The issue is that WinMerge sneaks into archives. It goes into .ISO and there is no way to turn off.
Also signin up on Github is a mess to. Github is not a userfreandly support forum.
'm aware that on this angrty post nothing will happen, but I can't do the compare I would need, and no idea how WinMerge filters would inhibit sneaking into archives (archiv support turned off *2 course.
Thats also why you get my unfreandly rubbish user name.
(using winmerge 2.16.16.0, x86)
ISSUE: I believe winmerge is reading or processing full file data even when, during a compare, it is only set to use a small 'compare limit' and thus SHOULD only be reading the 'top' x MB of a file.
SPECIFICS: Comparing about 40G of files on two USB sticks. Most of the files are very large in size (200M-500M) and there are only a comparative small number of 200 files.
I mention USB sticks to indiate a data transfer constraint for this issue report (which might cause the problem to not be noticable on a direct PCI/SSD situation). USB can transfer data fine, but a complete read of 40G from 2 sticks would normally take time, as expected (esp when one is USB2 which one of them is).

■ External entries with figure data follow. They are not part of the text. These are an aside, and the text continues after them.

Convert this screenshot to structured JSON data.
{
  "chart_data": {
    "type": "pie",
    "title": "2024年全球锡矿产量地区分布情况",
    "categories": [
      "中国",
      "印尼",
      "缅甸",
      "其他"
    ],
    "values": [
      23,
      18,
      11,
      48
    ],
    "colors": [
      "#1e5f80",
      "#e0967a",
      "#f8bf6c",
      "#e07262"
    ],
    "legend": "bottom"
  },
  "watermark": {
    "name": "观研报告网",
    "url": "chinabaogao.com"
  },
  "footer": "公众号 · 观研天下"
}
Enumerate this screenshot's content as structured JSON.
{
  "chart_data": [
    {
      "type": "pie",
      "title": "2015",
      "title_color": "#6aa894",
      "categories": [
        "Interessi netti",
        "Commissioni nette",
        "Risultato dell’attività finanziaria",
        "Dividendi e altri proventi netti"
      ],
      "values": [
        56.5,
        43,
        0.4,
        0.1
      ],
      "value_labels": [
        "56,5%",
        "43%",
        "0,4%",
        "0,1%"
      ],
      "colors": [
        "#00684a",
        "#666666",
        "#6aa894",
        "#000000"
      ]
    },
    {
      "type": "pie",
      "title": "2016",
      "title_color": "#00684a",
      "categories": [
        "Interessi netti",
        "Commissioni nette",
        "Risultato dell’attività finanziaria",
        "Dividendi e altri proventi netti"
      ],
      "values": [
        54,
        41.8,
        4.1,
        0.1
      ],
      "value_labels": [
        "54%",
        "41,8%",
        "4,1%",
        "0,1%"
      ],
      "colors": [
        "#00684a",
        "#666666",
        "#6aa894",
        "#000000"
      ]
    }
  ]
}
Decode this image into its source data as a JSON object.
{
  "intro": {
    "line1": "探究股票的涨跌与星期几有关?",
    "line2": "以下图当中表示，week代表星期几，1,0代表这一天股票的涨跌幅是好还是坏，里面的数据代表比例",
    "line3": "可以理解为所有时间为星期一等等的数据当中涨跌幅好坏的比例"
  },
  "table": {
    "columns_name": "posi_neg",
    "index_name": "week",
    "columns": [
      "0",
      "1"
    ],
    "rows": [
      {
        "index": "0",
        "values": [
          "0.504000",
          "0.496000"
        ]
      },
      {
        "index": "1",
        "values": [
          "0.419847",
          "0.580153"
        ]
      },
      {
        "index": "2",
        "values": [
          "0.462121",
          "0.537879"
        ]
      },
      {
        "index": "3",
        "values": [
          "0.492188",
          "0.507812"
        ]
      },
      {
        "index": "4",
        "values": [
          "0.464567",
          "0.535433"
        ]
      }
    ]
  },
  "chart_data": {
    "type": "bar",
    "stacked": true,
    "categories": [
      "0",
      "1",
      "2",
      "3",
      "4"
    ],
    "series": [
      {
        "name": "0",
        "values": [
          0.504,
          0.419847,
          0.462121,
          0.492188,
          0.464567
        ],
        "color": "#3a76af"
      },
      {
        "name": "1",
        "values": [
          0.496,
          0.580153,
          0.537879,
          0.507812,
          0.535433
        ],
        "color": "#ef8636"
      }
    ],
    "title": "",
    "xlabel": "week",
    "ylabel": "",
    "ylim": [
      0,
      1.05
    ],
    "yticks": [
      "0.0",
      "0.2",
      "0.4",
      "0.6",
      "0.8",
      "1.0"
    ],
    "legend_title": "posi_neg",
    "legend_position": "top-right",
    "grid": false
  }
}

A full content compare of this situation is probably 30 minutes or more (I haven't waited to find out). I started one and it went very slowly and I stopped. But I saw the speed as it was proceeding, which is important.
I then went to settings and changed to binary compare (and left the 64M compare limit) and started again. SAME SPEED, by all measures. Dropping from full to 64M didn't seem to improve speed. So I thought 64Mx200=12G might still be too high for me to notice an improvement, so I will change the binary compare limit to a minimal 1M.
1Mx200=200M (times 2 usb sticks) Taking the 'top' 1M of 200 files and pulling it over USB (even USB2) from 2 sticks should take SECONDS.
BUG/ISSUE: the speed of the compare hasn't seemingly changed at all. I'm running a binary (1M limit) compare on 200files as I type this and it is taking similar speeds to a full read 40Gx2 data operation (by rough appearances. I don't have exact timings here but 30 min to compare vs seconds is blatent.)
ASSERTION: I do not believe winmerge is just pulling the 'top' 1M of files. Somehow it is processing/reading the full files (and then once they get to the CPU from the USB probably just operating on the 1M compare limit), but still pulling/reading the entire file first through the USB bus.
SETTINGS of the compare i'm using now which is extremely slow as though it was a full compare (a setting not mentioned is unchecked): Binary compare method, Include Subfolders, Binary Compare limit(MB) 1, whitespace ignore all
Is there an explanation (or something I'm doing wrong) as to why pulling 200x1M=200M of total data from two USB sticks for binary compare is processing at a rate of almost 30minutes to complete (other than somehow winmerge is fully reading each file regardless of "compare limit" setting?